Julie Henry, N.C. Healthcare Association spokeswoman, insists her organization is separate from Partners for Innovation in Healthcare.
“It is supported by some of our health systems, but the intention is to provide a way for people other than hospitals to get involved in the conversation about health care because it does affect everybody,” Henry said. The entities share many health care concerns, but none is more important than blocking Folwell’s changes, she said.
Hospitals began talking to H.B. 184 sponsors last fall about the bill. Folwell told a legislative committee earlier this year his reforms would proceed unless the General Assembly passed a law blocking him.
Henry said if Folwell moves forward, state employees will have fewer options to choose among doctors and hospitals. “If this plan continues and some hospitals can’t participate in it he’s limiting access to care for state employees, and retirees, and teachers who live in those counties.”
Folwell recently increased health care provider reimbursements to 82 percent above Medicare rates. Rural health providers would get 20 percent more than in his original proposal. Taxpayers still would save almost $258 million, and State Health Plan members almost $57 million in out-of-pocket costs yearly. Some hospitals would receive more money under his reform.
Folwell said the adjustment expands the number of rural facilities benefiting from 20 to 70. His office is talking to hospitals about bundling payments and creating Accountable Care Organizations.
“He does appear to be hearing the concerns about the impacts on rural communities, but there’s not a lot of specifics behind his proposal,” Henry said. Folwell still relies too heavily on cutting rates as a short-term goal, while ignoring long-term ways to improve health care and reduce more expensive hospital visits.
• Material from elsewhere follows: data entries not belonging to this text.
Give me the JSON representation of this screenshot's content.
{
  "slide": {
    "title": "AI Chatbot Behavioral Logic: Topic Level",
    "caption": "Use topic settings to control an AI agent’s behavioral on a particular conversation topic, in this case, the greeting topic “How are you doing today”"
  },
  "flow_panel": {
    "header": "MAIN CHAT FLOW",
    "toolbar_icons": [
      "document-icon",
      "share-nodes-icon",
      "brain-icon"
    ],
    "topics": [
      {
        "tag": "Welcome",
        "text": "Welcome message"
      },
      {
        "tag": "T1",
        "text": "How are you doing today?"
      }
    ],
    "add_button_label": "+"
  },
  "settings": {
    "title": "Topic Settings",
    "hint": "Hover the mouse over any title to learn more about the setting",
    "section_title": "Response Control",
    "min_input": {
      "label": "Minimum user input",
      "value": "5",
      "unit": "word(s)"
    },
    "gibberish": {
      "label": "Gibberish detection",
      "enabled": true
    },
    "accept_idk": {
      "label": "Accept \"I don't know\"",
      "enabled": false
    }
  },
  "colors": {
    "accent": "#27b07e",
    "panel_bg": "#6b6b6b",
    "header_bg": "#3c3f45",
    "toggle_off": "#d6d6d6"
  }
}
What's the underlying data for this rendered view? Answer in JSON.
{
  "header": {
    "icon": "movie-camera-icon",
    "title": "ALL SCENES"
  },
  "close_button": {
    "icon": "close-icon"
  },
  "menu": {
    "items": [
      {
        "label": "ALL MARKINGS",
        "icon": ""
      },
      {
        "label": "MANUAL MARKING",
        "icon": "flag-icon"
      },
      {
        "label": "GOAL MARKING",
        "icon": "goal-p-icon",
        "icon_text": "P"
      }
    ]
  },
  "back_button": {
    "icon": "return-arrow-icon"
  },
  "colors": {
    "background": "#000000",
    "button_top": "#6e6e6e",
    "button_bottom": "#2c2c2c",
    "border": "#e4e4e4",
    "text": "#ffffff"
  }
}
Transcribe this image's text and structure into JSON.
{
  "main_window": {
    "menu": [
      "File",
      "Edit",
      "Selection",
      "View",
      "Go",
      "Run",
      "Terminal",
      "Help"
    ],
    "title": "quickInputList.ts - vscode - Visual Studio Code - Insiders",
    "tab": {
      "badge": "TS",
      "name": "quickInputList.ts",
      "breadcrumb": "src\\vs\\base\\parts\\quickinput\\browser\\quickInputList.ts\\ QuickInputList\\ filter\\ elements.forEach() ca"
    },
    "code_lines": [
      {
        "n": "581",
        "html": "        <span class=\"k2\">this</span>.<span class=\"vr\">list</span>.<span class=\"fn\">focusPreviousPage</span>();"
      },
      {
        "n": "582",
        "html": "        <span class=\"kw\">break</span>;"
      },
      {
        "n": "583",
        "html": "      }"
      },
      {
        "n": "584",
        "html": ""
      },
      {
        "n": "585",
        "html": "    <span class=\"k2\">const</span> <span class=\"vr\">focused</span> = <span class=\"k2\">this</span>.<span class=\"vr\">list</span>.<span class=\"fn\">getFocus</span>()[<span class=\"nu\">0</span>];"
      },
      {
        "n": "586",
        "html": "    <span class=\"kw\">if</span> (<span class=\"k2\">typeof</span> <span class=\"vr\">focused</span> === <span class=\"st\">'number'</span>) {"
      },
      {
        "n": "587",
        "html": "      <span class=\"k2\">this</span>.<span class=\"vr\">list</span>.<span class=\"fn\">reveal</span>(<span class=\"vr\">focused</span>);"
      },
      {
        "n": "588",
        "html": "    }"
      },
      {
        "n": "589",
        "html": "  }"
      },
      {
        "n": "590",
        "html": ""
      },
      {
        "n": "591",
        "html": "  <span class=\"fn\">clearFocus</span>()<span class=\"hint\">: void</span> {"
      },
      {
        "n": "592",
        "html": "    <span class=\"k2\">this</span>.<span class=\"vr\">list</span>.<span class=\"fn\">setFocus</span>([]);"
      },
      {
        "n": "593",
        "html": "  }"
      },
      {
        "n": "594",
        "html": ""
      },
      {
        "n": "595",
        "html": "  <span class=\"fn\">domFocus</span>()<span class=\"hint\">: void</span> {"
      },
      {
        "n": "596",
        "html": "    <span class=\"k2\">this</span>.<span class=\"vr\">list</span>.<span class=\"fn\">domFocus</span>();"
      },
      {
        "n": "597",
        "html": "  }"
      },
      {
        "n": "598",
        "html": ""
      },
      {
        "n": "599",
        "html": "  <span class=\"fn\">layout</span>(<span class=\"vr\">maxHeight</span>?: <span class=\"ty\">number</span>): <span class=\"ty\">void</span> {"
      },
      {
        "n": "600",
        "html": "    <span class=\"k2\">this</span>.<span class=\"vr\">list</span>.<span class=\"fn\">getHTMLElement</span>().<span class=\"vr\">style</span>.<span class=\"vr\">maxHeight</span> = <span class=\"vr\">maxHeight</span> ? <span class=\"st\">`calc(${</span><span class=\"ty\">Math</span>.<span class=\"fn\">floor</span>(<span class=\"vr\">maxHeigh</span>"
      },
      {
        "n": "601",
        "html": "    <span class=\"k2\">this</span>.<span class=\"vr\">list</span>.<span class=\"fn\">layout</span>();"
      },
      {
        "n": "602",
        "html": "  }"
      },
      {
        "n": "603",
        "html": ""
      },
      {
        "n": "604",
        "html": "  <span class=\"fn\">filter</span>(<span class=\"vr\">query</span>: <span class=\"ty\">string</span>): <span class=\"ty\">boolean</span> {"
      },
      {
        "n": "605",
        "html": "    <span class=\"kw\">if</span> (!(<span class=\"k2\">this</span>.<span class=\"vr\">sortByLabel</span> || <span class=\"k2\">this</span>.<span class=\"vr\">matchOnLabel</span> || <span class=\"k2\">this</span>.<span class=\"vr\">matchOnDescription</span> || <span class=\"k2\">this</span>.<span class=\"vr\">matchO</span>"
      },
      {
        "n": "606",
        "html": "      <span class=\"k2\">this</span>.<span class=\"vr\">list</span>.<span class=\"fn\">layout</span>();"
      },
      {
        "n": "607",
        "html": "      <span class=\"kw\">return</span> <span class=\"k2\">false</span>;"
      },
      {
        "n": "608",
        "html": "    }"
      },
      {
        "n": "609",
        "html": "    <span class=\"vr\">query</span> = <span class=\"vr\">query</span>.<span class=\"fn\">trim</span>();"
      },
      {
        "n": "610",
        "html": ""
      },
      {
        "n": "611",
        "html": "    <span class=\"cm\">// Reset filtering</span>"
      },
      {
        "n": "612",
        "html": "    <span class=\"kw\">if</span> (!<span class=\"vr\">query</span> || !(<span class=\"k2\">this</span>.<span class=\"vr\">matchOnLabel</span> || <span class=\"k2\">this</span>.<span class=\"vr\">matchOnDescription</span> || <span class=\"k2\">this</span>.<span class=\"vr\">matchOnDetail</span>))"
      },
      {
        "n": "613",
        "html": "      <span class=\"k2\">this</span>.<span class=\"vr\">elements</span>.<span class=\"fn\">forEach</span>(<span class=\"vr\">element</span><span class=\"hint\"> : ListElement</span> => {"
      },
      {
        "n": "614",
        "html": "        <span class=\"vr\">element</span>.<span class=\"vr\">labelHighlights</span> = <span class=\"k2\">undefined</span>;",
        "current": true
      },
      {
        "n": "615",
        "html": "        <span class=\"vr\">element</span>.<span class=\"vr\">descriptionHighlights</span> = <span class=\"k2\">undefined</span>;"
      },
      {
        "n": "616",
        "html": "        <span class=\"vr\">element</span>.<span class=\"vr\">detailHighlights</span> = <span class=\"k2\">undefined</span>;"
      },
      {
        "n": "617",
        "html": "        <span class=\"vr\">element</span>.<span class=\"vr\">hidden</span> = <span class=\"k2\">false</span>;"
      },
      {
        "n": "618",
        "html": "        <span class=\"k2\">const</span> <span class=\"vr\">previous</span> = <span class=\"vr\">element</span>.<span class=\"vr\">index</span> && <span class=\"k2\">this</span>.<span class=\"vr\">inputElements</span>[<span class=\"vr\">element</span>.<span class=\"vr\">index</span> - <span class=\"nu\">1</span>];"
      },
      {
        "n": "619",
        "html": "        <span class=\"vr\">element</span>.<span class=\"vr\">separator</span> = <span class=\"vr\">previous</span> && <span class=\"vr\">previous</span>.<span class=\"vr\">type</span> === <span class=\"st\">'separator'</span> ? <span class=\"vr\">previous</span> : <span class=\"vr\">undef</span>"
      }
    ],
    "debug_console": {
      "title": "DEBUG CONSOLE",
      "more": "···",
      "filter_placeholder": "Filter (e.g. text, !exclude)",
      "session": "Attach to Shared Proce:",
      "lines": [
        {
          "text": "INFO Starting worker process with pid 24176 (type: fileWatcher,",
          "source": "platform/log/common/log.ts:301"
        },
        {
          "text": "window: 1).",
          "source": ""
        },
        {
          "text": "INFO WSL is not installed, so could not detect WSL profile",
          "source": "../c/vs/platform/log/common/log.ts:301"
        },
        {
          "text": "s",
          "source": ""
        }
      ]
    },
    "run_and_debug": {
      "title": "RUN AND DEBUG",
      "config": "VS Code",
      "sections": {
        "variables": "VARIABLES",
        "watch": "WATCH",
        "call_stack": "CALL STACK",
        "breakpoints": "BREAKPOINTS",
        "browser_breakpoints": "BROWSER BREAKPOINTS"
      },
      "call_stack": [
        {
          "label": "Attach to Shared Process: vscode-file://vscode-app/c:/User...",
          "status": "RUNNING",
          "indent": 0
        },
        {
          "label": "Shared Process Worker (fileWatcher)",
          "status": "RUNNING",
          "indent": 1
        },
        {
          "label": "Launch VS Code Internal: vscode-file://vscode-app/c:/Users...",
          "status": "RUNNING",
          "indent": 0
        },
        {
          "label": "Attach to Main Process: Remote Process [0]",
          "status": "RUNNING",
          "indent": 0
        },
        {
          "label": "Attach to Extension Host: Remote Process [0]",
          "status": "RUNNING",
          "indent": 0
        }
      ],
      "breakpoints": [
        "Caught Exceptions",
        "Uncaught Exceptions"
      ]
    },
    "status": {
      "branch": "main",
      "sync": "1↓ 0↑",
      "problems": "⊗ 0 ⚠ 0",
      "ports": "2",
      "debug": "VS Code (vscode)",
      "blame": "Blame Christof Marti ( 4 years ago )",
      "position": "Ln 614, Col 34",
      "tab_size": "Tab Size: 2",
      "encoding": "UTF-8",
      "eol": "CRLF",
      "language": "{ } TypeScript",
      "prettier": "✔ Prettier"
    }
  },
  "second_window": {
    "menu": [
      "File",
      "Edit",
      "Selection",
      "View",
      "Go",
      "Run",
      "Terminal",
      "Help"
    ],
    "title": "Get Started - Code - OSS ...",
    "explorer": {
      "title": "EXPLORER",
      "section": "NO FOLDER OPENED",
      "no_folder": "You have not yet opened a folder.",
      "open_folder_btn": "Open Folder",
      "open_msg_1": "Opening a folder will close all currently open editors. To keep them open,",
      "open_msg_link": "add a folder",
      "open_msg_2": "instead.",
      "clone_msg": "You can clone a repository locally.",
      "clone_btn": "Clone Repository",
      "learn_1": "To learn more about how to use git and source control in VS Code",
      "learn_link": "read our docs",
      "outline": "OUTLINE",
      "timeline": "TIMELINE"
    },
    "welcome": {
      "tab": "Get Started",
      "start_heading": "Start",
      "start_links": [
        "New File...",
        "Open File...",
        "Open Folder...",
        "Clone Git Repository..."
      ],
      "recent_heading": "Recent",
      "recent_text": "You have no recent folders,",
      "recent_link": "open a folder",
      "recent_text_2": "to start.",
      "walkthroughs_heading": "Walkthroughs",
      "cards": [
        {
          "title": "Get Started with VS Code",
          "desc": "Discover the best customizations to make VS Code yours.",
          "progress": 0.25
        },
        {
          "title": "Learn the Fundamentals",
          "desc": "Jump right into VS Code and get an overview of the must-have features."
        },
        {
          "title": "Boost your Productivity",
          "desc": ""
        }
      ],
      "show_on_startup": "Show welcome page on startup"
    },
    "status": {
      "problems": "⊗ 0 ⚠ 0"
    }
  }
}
She said hospitals aren’t completely dismissing Folwell’s efforts.
“It’s really saying there’s a better way to go about accomplishing this goal, and we’d like to be a part of a solution as opposed to having a solution thrust upon us,” Henry said.
Folwell is unhappy with legislative action intruding on the State Health Plan’s Board of Trustees’ unanimous decision to adopt his Clear Pricing Project. He said neither House party caucus has invited him to discuss his plan.
“All we have to offer to the members of the legislature is good government. We can’t contribute to them, or send them places,” or compete with the hospitals’ large team of lobbyists, he said.
He noted the General Assembly control of the State Health Plan to the treasurer while he was still in the General Assembly. Lawmakers recognized they had neither the time nor expertise to manage the huge, complicated system. Under legislative oversight, the plan was down to three days of operating reserves, and would have been shut down by regulators if it were an insurance company, he said.
He says claims he’d cause hospitals to close are off base.
“I’ve never closed one hospital in my life. We’re trying to keep hospitals open, and independent, and profitable,” Folwell said. “They’re the ones closing hospitals.” The N.C. Rural Health Research Program lists six hospital closures since 2010, the most recent being Washington County Hospital in Plymouth on Feb. 14.
He brushed off political and personal attacks, saying he also took heat as a lawmaker championing worker’s compensation reform, and as a Commerce Department assistant secretary turning $2.5 billion in federal unemployment insurance debt into a surplus.
He attributes the criticism to hospitals’ objection to transparent pricing. They refuse to relinquish the power to dictate payments no other vendor in state government enjoys.
“There’s no turning back,” Folwell said of his plan. “People are no longer going to accept not knowing what they spend 20 percent of their income on.”